Former presidents George W Bush and George H W Bush, who undoubtedly bristled at Trump's bullying attacks on candidate Jeb Bush, signaled through their offices that they will stay on the sidelines during this cycle.
The elder Bush has endorsed every Republican nominee in the past five elections, but he does not have plans to endorse Trump in 2016, his spokesman Jim McGrath told the Texas Tribune yesterday.
"At age 91, President Bush is retired from politics," McGrath told the paper. "He came out of retirement to do a few things for Jeb, but those were the exceptions that proved the rule."
Jeb's brother George W. Bush "does not plan to participate in or comment on the presidential campaign," his personal aide Freddy Ford told the paper.
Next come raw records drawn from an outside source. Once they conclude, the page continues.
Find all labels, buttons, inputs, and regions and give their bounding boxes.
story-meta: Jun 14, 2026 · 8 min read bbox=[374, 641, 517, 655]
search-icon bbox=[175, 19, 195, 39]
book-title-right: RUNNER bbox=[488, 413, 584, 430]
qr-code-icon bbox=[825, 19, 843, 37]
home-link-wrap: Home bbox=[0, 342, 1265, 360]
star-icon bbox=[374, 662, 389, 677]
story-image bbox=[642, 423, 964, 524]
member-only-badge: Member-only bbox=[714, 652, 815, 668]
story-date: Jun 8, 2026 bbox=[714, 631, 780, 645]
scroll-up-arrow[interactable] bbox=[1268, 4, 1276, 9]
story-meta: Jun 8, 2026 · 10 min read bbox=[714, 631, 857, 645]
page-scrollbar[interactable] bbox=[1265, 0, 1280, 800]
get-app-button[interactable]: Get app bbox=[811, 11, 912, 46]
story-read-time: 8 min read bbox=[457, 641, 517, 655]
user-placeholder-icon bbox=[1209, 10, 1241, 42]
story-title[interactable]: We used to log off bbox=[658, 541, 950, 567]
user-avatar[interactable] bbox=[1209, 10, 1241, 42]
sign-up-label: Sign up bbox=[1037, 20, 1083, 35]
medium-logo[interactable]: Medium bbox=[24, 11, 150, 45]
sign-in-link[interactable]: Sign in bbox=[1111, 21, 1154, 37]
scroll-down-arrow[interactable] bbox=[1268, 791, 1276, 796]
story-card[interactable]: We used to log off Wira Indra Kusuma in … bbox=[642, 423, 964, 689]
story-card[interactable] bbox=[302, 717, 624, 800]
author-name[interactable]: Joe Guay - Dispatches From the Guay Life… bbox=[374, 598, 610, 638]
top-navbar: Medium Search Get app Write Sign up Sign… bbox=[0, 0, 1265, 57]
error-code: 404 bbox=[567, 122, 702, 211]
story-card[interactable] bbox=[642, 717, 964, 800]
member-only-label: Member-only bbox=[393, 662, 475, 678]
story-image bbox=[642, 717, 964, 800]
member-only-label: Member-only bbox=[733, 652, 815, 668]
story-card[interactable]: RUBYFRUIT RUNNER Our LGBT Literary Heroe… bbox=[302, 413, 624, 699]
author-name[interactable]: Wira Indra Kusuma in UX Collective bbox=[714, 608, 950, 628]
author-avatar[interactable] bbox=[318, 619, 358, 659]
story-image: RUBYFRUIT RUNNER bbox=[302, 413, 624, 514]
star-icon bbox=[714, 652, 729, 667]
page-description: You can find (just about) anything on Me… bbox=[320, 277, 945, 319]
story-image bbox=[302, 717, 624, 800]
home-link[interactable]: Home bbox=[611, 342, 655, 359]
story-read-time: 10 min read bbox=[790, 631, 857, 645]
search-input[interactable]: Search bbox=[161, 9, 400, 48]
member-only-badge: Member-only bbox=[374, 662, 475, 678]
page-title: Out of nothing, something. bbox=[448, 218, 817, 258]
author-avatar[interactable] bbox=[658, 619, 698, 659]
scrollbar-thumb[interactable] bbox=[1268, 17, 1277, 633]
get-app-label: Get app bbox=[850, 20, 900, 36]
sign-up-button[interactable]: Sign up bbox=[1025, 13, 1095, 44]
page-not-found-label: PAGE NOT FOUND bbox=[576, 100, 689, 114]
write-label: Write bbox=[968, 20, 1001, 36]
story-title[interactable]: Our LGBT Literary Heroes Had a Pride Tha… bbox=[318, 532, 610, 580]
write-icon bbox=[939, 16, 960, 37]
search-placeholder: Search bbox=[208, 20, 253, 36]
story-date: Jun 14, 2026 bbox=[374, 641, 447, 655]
Trump has launched bitter attacks on George W Bush during this year's campaign. In February he called Bush's decision to invade Iraq "one of the worst decisions in the history of the country," and said the Bush administration "lied" about Saddam Hussein possessing weapons of mass destruction.
Jeb Bush, who exited the race that month, endorsed Ted Cruz in March, and has said Trump would lose in a landslide if he were the nominee to go up against Democrat Hillary Clinton in the general election.
"Donald Trump's got a lot of work to do to earn my vote, and to earn the confidence of people who are leaders in the Republican Party," Card, now the president of Franklin Pierce University in New Hampshire, told MSNBC.
If the election were held today, "I'd probably write in a name," Card said.